Weiter bauten wir eine Aussichtsplattform aus Zement auf einer der Inseln. Mehrmals ging auch mit Macheten in den Wald um „Ginger“ zu ernten, eine begehrte Futterpflanze der Orang-Utans. Zu unseren Aufgaben gehörte es auch, den Spielplatz für das neu errichtete Babyhaus aufzubauen. Meine persönliche Lieblingsaufgabe war aber definitiv das Pflanzen von jungen Fruchtbäumen im Wald.
Auch für Volontäre gilt: Bitte nicht anfassen!
Direkten Körperkontakt gibt es sinnvollerweise weder mit den Orang-Utans noch mit den Bären – denn ein „wildes“ Tier ist kein Kuscheltier, das sollte jedem Interessierten einleuchten. Hinzu kommt die Gefahr einer Ansteckung.

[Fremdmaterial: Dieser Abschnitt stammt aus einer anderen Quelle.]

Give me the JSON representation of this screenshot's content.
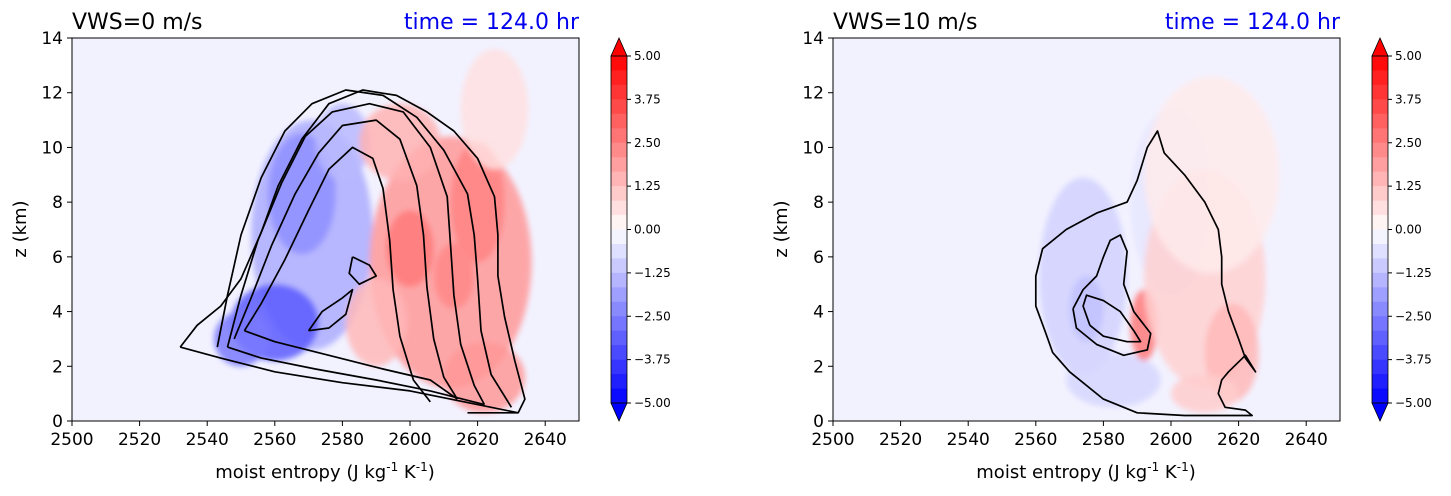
{
  "chart_data": [
    {
      "type": "heatmap",
      "title": "VWS=0 m/s",
      "time_label": "time = 124.0 hr",
      "xlabel": "moist entropy (J kg$^{-1}$ K$^{-1}$)",
      "ylabel": "z (km)",
      "xlim": [
        2500,
        2650
      ],
      "ylim": [
        0,
        14
      ],
      "xticks": [
        2500,
        2520,
        2540,
        2560,
        2580,
        2600,
        2620,
        2640
      ],
      "yticks": [
        0,
        2,
        4,
        6,
        8,
        10,
        12,
        14
      ],
      "colorbar": {
        "ticks": [
          "5.00",
          "3.75",
          "2.50",
          "1.25",
          "0.00",
          "−1.25",
          "−2.50",
          "−3.75",
          "−5.00"
        ],
        "range": [
          -5,
          5
        ],
        "extend": "both"
      },
      "blobs": [
        {
          "x": 2571,
          "y": 6.8,
          "rx": 18,
          "ry": 4.2,
          "v": -1.6
        },
        {
          "x": 2560,
          "y": 3.6,
          "rx": 13,
          "ry": 1.4,
          "v": -3.2
        },
        {
          "x": 2568,
          "y": 8.3,
          "rx": 10,
          "ry": 2.2,
          "v": -2.2
        },
        {
          "x": 2580,
          "y": 10.2,
          "rx": 8,
          "ry": 1.4,
          "v": -1.4
        },
        {
          "x": 2550,
          "y": 3.0,
          "rx": 8,
          "ry": 1.0,
          "v": -2.6
        },
        {
          "x": 2612,
          "y": 5.8,
          "rx": 24,
          "ry": 4.6,
          "v": 2.0
        },
        {
          "x": 2620,
          "y": 8.0,
          "rx": 8,
          "ry": 2.2,
          "v": 2.4
        },
        {
          "x": 2600,
          "y": 6.3,
          "rx": 7,
          "ry": 1.4,
          "v": 2.6
        },
        {
          "x": 2613,
          "y": 5.3,
          "rx": 6,
          "ry": 1.2,
          "v": 2.3
        },
        {
          "x": 2622,
          "y": 1.6,
          "rx": 12,
          "ry": 1.3,
          "v": 2.0
        },
        {
          "x": 2597,
          "y": 10.2,
          "rx": 12,
          "ry": 1.4,
          "v": 1.5
        },
        {
          "x": 2625,
          "y": 11.4,
          "rx": 10,
          "ry": 2.2,
          "v": 0.6
        },
        {
          "x": 2590,
          "y": 3.6,
          "rx": 9,
          "ry": 1.6,
          "v": 1.4
        }
      ],
      "contours": [
        [
          [
            2551,
            3.3
          ],
          [
            2556,
            4.3
          ],
          [
            2563,
            5.9
          ],
          [
            2570,
            7.7
          ],
          [
            2576,
            9.2
          ],
          [
            2583,
            10.0
          ],
          [
            2589,
            9.6
          ],
          [
            2592,
            8.5
          ],
          [
            2594,
            6.6
          ],
          [
            2595,
            4.8
          ],
          [
            2597,
            3.1
          ],
          [
            2601,
            1.5
          ],
          [
            2606,
            0.7
          ]
        ],
        [
          [
            2548,
            3.0
          ],
          [
            2553,
            4.5
          ],
          [
            2559,
            6.4
          ],
          [
            2566,
            8.3
          ],
          [
            2573,
            9.8
          ],
          [
            2580,
            10.8
          ],
          [
            2590,
            11.0
          ],
          [
            2597,
            10.3
          ],
          [
            2602,
            8.6
          ],
          [
            2604,
            6.8
          ],
          [
            2605,
            4.9
          ],
          [
            2607,
            3.0
          ],
          [
            2610,
            1.6
          ],
          [
            2614,
            0.8
          ]
        ],
        [
          [
            2546,
            2.7
          ],
          [
            2550,
            4.6
          ],
          [
            2555,
            6.6
          ],
          [
            2562,
            8.7
          ],
          [
            2569,
            10.4
          ],
          [
            2577,
            11.3
          ],
          [
            2588,
            11.6
          ],
          [
            2598,
            11.3
          ],
          [
            2606,
            10.0
          ],
          [
            2611,
            8.2
          ],
          [
            2612,
            6.4
          ],
          [
            2613,
            4.6
          ],
          [
            2615,
            2.8
          ],
          [
            2619,
            1.3
          ],
          [
            2622,
            0.6
          ]
        ],
        [
          [
            2543,
            2.7
          ],
          [
            2546,
            4.6
          ],
          [
            2550,
            6.8
          ],
          [
            2556,
            8.9
          ],
          [
            2563,
            10.6
          ],
          [
            2571,
            11.6
          ],
          [
            2581,
            12.1
          ],
          [
            2592,
            11.9
          ],
          [
            2602,
            11.1
          ],
          [
            2610,
            9.9
          ],
          [
            2617,
            8.3
          ],
          [
            2619,
            6.8
          ],
          [
            2620,
            5.2
          ],
          [
            2621,
            3.3
          ],
          [
            2624,
            1.7
          ],
          [
            2630,
            0.5
          ]
        ],
        [
          [
            2532,
            2.7
          ],
          [
            2537,
            3.5
          ],
          [
            2544,
            4.2
          ],
          [
            2550,
            5.2
          ],
          [
            2556,
            6.9
          ],
          [
            2561,
            8.6
          ],
          [
            2568,
            10.3
          ],
          [
            2576,
            11.6
          ],
          [
            2586,
            12.1
          ],
          [
            2596,
            11.9
          ],
          [
            2605,
            11.3
          ],
          [
            2613,
            10.6
          ],
          [
            2620,
            9.6
          ],
          [
            2625,
            8.2
          ],
          [
            2626,
            6.8
          ],
          [
            2626,
            5.3
          ],
          [
            2628,
            3.8
          ],
          [
            2631,
            2.2
          ],
          [
            2634,
            0.8
          ],
          [
            2632,
            0.3
          ],
          [
            2617,
            0.3
          ]
        ],
        [
          [
            2532,
            2.7
          ],
          [
            2544,
            2.3
          ],
          [
            2560,
            1.8
          ],
          [
            2580,
            1.4
          ],
          [
            2600,
            1.1
          ],
          [
            2620,
            0.6
          ],
          [
            2632,
            0.3
          ]
        ],
        [
          [
            2546,
            2.7
          ],
          [
            2556,
            2.3
          ],
          [
            2572,
            1.9
          ],
          [
            2590,
            1.5
          ],
          [
            2606,
            1.1
          ],
          [
            2622,
            0.6
          ]
        ],
        [
          [
            2551,
            3.3
          ],
          [
            2560,
            2.9
          ],
          [
            2576,
            2.4
          ],
          [
            2592,
            1.9
          ],
          [
            2606,
            1.5
          ],
          [
            2614,
            0.8
          ]
        ],
        [
          [
            2570,
            3.3
          ],
          [
            2574,
            4.0
          ],
          [
            2580,
            4.5
          ],
          [
            2583,
            4.8
          ],
          [
            2581,
            3.9
          ],
          [
            2576,
            3.4
          ],
          [
            2570,
            3.3
          ]
        ],
        [
          [
            2583,
            6.0
          ],
          [
            2588,
            5.7
          ],
          [
            2590,
            5.3
          ],
          [
            2585,
            5.0
          ],
          [
            2582,
            5.4
          ],
          [
            2583,
            6.0
          ]
        ]
      ]
    },
    {
      "type": "heatmap",
      "title": "VWS=10 m/s",
      "time_label": "time = 124.0 hr",
      "xlabel": "moist entropy (J kg$^{-1}$ K$^{-1}$)",
      "ylabel": "z (km)",
      "xlim": [
        2500,
        2650
      ],
      "ylim": [
        0,
        14
      ],
      "xticks": [
        2500,
        2520,
        2540,
        2560,
        2580,
        2600,
        2620,
        2640
      ],
      "yticks": [
        0,
        2,
        4,
        6,
        8,
        10,
        12,
        14
      ],
      "colorbar": {
        "ticks": [
          "5.00",
          "3.75",
          "2.50",
          "1.25",
          "0.00",
          "−1.25",
          "−2.50",
          "−3.75",
          "−5.00"
        ],
        "range": [
          -5,
          5
        ],
        "extend": "both"
      },
      "blobs": [
        {
          "x": 2575,
          "y": 4.1,
          "rx": 5,
          "ry": 1.2,
          "v": -3.0
        },
        {
          "x": 2574,
          "y": 5.3,
          "rx": 13,
          "ry": 3.6,
          "v": -0.9
        },
        {
          "x": 2583,
          "y": 1.5,
          "rx": 14,
          "ry": 1.0,
          "v": -0.8
        },
        {
          "x": 2600,
          "y": 8.0,
          "rx": 12,
          "ry": 3.4,
          "v": -0.5
        },
        {
          "x": 2592,
          "y": 3.5,
          "rx": 4,
          "ry": 1.3,
          "v": 2.6
        },
        {
          "x": 2610,
          "y": 5.2,
          "rx": 18,
          "ry": 4.0,
          "v": 0.9
        },
        {
          "x": 2618,
          "y": 2.5,
          "rx": 8,
          "ry": 1.8,
          "v": 1.4
        },
        {
          "x": 2612,
          "y": 9.0,
          "rx": 20,
          "ry": 3.6,
          "v": 0.4
        },
        {
          "x": 2610,
          "y": 1.0,
          "rx": 10,
          "ry": 0.7,
          "v": 1.0
        }
      ],
      "contours": [
        [
          [
            2576,
            3.5
          ],
          [
            2574,
            4.2
          ],
          [
            2575,
            4.6
          ],
          [
            2580,
            4.4
          ],
          [
            2585,
            4.0
          ],
          [
            2589,
            3.3
          ],
          [
            2591,
            2.9
          ],
          [
            2587,
            2.9
          ],
          [
            2580,
            3.1
          ],
          [
            2576,
            3.5
          ]
        ],
        [
          [
            2571,
            4.1
          ],
          [
            2574,
            4.8
          ],
          [
            2578,
            5.3
          ],
          [
            2580,
            6.0
          ],
          [
            2582,
            6.6
          ],
          [
            2585,
            6.8
          ],
          [
            2587,
            6.2
          ],
          [
            2586,
            5.0
          ],
          [
            2589,
            4.0
          ],
          [
            2594,
            3.2
          ],
          [
            2593,
            2.6
          ],
          [
            2586,
            2.4
          ],
          [
            2578,
            2.8
          ],
          [
            2572,
            3.4
          ],
          [
            2571,
            4.1
          ]
        ],
        [
          [
            2563,
            3.2
          ],
          [
            2560,
            4.2
          ],
          [
            2560,
            5.3
          ],
          [
            2562,
            6.3
          ],
          [
            2569,
            7.0
          ],
          [
            2578,
            7.6
          ],
          [
            2587,
            8.0
          ],
          [
            2590,
            8.8
          ],
          [
            2593,
            10.0
          ],
          [
            2596,
            10.6
          ],
          [
            2598,
            9.8
          ],
          [
            2604,
            9.0
          ],
          [
            2610,
            8.0
          ],
          [
            2614,
            7.0
          ],
          [
            2615,
            6.0
          ],
          [
            2615,
            5.0
          ],
          [
            2617,
            4.0
          ],
          [
            2620,
            3.0
          ],
          [
            2622,
            2.3
          ],
          [
            2625,
            1.8
          ],
          [
            2622,
            2.4
          ],
          [
            2617,
            1.8
          ],
          [
            2615,
            1.5
          ],
          [
            2614,
            1.0
          ],
          [
            2616,
            0.5
          ],
          [
            2622,
            0.4
          ],
          [
            2624,
            0.2
          ],
          [
            2604,
            0.2
          ],
          [
            2590,
            0.3
          ],
          [
            2580,
            0.8
          ],
          [
            2570,
            1.8
          ],
          [
            2565,
            2.5
          ],
          [
            2563,
            3.2
          ]
        ]
      ]
    }
  ]
}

Dennoch ist die Projektarbeit eine großartige Möglichkeit, die Orang-Utans aus der Nähe zu beobachten. Trotzdem es keine direkte physische Berührung gibt, kommt man auch als Volontär diesen Wesen recht nahe und so etwas wie visuelle Kommunikation findet eigentlich immer statt. Schade nur, dass dies durch Gitterstäbe geschieht — Käfighaltung ist in meinen Augen keines einzigen Lebewesens würdig! Man muss allerdings sagen, dass dies bei BOS auch so gesehen wird. Die Käfighaltung für etliche der Tiere ist dem Mangel an Inseln geschuldet und der Tatsache, dass die Auswilderungen ihre Zeit brauchen.
Was bleibt?
Ich habe den Aufenthalt in Samboja Lestari als sehr bereichernd empfunden. Menschen, die Tiere und Pflanzen schätzen und mit den Herausforderungen der Tropen klar kommen, sind, sind hier sicher gut aufgehoben. Auch besteht das Projekt nicht nur aus Arbeit. Am Wochenende fährt man mit der Gruppe nach Balikpapan, um den Vorteilen der Zivilisation zu frönen oder besucht auch mal einen „richtigen“ Regenwald. Ein anderes Mal machten wir eine Bootsfahrt auf einem Fluss. Mit etwas Glück kann man hier unter anderem Nasenaffen beobachten. Dieses Projekt ist auch eine gute Erfahrung für Menschen, die keine große Fernreise-Erfahrung besitzen. Man taucht in eine fremde Welt ein, mit dem Vorteil, einheimische BOS-Mitarbeiter an seiner Seite zu haben.
Ich bin mit vielen Ideen und großen Bildern im Kopf und auf der Festplatte nach Hause zurückgekehrt.